Marriage-Based Immigration Part 1: What’s in a Marriage


This month, we have arrived at the meat and potatoes of immigrant visas – marriage-based petitions. This is a large and extremely complex topic so we will strip it down to the very basics and attempt to simplify it as much as possible. This will be the first of several articles diving into this topic. We will begin with the first hurdle to overcome – getting married. 

You may wonder, why start with this topic? In your mind, getting married might be as simple as going down to the courthouse, getting a license, an officiant, signing, and getting your marriage certificate in the mail. Indeed, getting married CAN be that simple. However, in order to petition your spouse, your marriage needs to be valid for immigration purposes. Not all marriages are. Generally speaking, if your marriage is legal and valid in the place where the marriage took place, whether in the U.S. or overseas, (this also includes common law marriages), then your marriage is considered valid for immigration purposes. This is known as the Doctrine of Full Faith and Credit. However, there are exceptions to this rule.

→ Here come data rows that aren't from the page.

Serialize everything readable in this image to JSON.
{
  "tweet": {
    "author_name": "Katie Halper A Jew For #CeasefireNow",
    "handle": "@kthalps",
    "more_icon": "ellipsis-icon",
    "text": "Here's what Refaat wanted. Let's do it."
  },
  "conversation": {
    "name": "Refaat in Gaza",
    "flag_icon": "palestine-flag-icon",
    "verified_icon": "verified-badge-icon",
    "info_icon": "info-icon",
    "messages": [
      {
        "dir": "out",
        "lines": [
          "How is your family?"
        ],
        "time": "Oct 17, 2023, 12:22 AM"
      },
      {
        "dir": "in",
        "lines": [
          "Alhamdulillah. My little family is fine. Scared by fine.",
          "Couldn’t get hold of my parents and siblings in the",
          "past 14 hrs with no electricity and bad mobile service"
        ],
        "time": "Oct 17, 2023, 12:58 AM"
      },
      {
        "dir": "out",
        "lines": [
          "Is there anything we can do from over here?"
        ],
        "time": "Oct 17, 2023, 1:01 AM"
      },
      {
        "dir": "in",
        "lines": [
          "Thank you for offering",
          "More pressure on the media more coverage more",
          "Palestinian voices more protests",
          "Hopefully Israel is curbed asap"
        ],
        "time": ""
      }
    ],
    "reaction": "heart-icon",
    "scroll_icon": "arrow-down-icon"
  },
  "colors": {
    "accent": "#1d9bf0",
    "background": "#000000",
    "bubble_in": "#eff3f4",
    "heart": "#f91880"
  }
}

 The following are examples of marriages that are not valid for immigration purposes, even if they are legal where they occurred.

1. Marriages that occurred without both parties physically present at the marriage ceremony, unless the marriage has been consummated.

Under the INA section 101 (a)(35), your marriage is not valid if you were not present during the ceremony unless the marriage has been consummated. In many cultures, a valid marriage can be entered into without the physical presence of one of the parties. This is known as a marriage by proxy. However, these types of marriages go against U.S. public policy and are therefore, not considered valid, unless consummated. Consummation can be shown through pregnancy or birth of a child born of the relationship. 

2. Marriages that occurred while one party was still married to another party. In the U.S. this is considered polygamy. The law requires proof that, if either party was married before, the previous marriage was legally terminated before the new marriage was entered into.

3. Marriages between relatives. Some marriages among relatives are considered void, but some others can be valid. This is a very nuanced issue and if you are in this situation. You should consult with an experienced immigration lawyer.

4. Marriages with minors. Although controversial, USCIS will consider some marriages with minors valid if they are valid in the place where they took place unless it violates public policy. For example, in situation where one of the parties is under the age of consent of the state of intended residence, the petition would likely be denied under INA 212(a)(3)(A)(ii) because the government would argue the person is intending to engage in an illicit activity. Another violation of public policy would be when either party was forced to marry. Finally, in cases where the petitioner is a minor, he or she could encounter issues trying to meet the affidavit of support requirement as U.S. citizen sponsors are required to be at least eighteen (18) years of age.

5. Religious marriages that are not considered valid within the jurisdiction they took place.

I have encountered scenarios in which followers of certain faiths perform rituals that would bind them in marriage in the eyes of others of the same faith, but not in the eyes of society. For example, in Honduras, clergy can conduct religious ceremonies of marriage but such marriage will not be considered lawful unless it was also solemnized through a civil ceremony with a lawyer present. 

In conclusion, if your marriage was valid in the place where you got married, chances are, your marriage is valid. However, if you think you fall into one of the exceptions, please consult an experienced attorney for advice on your specific situation.